Jesus’ final words to his disciples at the time of his Ascension, also known as the Great Commission, are recorded in Matthew 28:18-20: “All authority in heaven and on earth has been given to me. Therefore, go and make disciples of all nations, baptizing them in the name of the Father and of the Son and of the Holy Spirit, and teaching them to obey everything I have commanded you. And surely I am with you always, to the very end of the age.”
The singular command of the Great Commission is to “make disciples.” More than just a “convert to Christianity” or to some “particular ‘faith and practice’” (Willard p. xii), a disciple is a learner, a pupil, or an apprentice – a person who has decided to follow their master and become like him or her. Christians are to apprentice themselves to Christ and allow Christ to shape their lives after his life. Discipleship does not end with conversion, rather it is a life-long relationship of walking with and growing in Christ.

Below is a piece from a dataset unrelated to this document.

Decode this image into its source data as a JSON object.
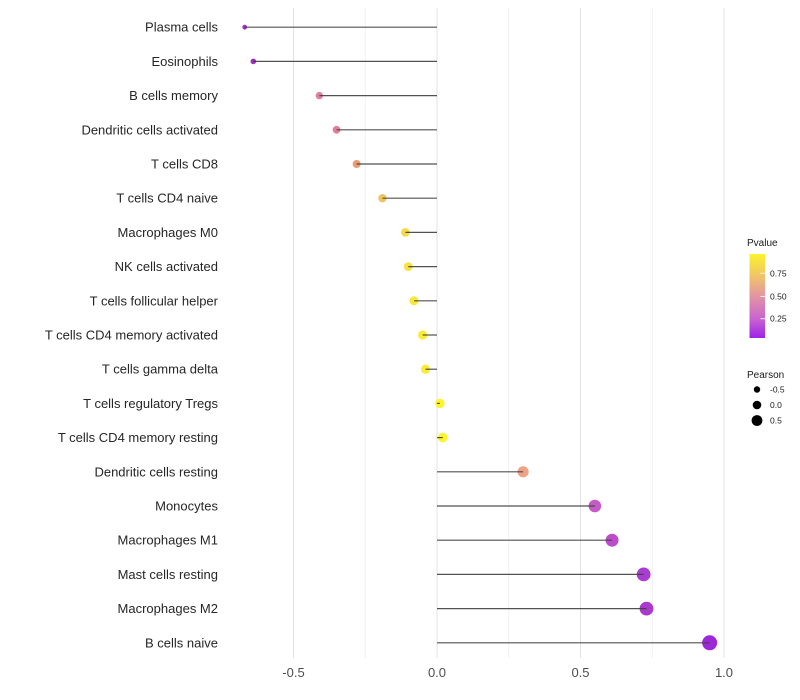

Three words (participles) in the text characterize the mandate of disciple-making. 1) Go – the thought is, “as you are going,” make disciples of those you encounter in your daily living. Disciple-makers do not simply build a church on the corner and wait for disciples to come to them. Going suggests a lifestyle of reaching out, patterned after the life of Jesus. 2) Baptizing – baptism in biblical times was an act closely associated with salvation in which individuals identified themselves with the Lord Jesus Christ and the fellowship of the church. Disciple-makers direct people to faith in Christ by their words and relationships. 3) Teaching -teaching involves equipping people to live, walk, think, and act like Jesus. Becoming a disciple is a lifelong process that is never fully achieved.

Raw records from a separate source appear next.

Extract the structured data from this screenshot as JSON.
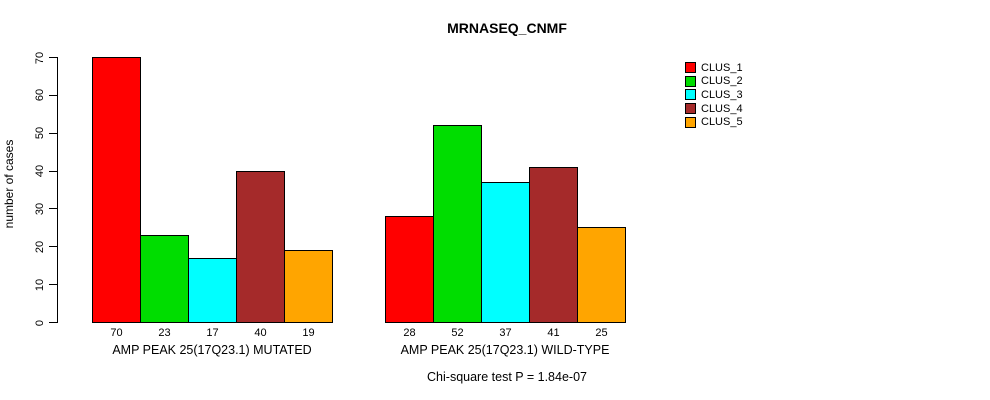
{
  "page": {
    "background": "#ffffff"
  },
  "chart_data": {
    "type": "bar",
    "title": "MRNASEQ_CNMF",
    "ylabel": "number of cases",
    "xlabel": "",
    "ylim": [
      0,
      70
    ],
    "yticks": [
      0,
      10,
      20,
      30,
      40,
      50,
      60,
      70
    ],
    "grid": false,
    "legend": [
      "CLUS_1",
      "CLUS_2",
      "CLUS_3",
      "CLUS_4",
      "CLUS_5"
    ],
    "legend_position": "top-right",
    "series_colors": [
      "#ff0000",
      "#00dd00",
      "#00ffff",
      "#a52a2a",
      "#ffa500"
    ],
    "groups": [
      {
        "label": "AMP PEAK 25(17Q23.1) MUTATED",
        "values": [
          70,
          23,
          17,
          40,
          19
        ]
      },
      {
        "label": "AMP PEAK 25(17Q23.1) WILD-TYPE",
        "values": [
          28,
          52,
          37,
          41,
          25
        ]
      }
    ],
    "annotation": "Chi-square test P = 1.84e-07"
  }
}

The task that Jesus entrusted to his disciples and to us is to make disciples of “all nations.” Willard reminds his readers that disciple-making is not just something to be done in “other countries” (p. xii). The word “nations” might be better translated as “people of every kind.” Jesus’ call to make disciples “right where we are” also comes with the promise of his presence, the Holy Spirit, to guide and to empower his disciples in fulfilling their calls.
The task of Sioux Falls Seminary is to develop servants for their participation in the kingdom mission. Our students and alumni serve God and others in a variety of different contexts and in places near and far. We are privileged to journey alongside them as, together, we embrace the Great Commission!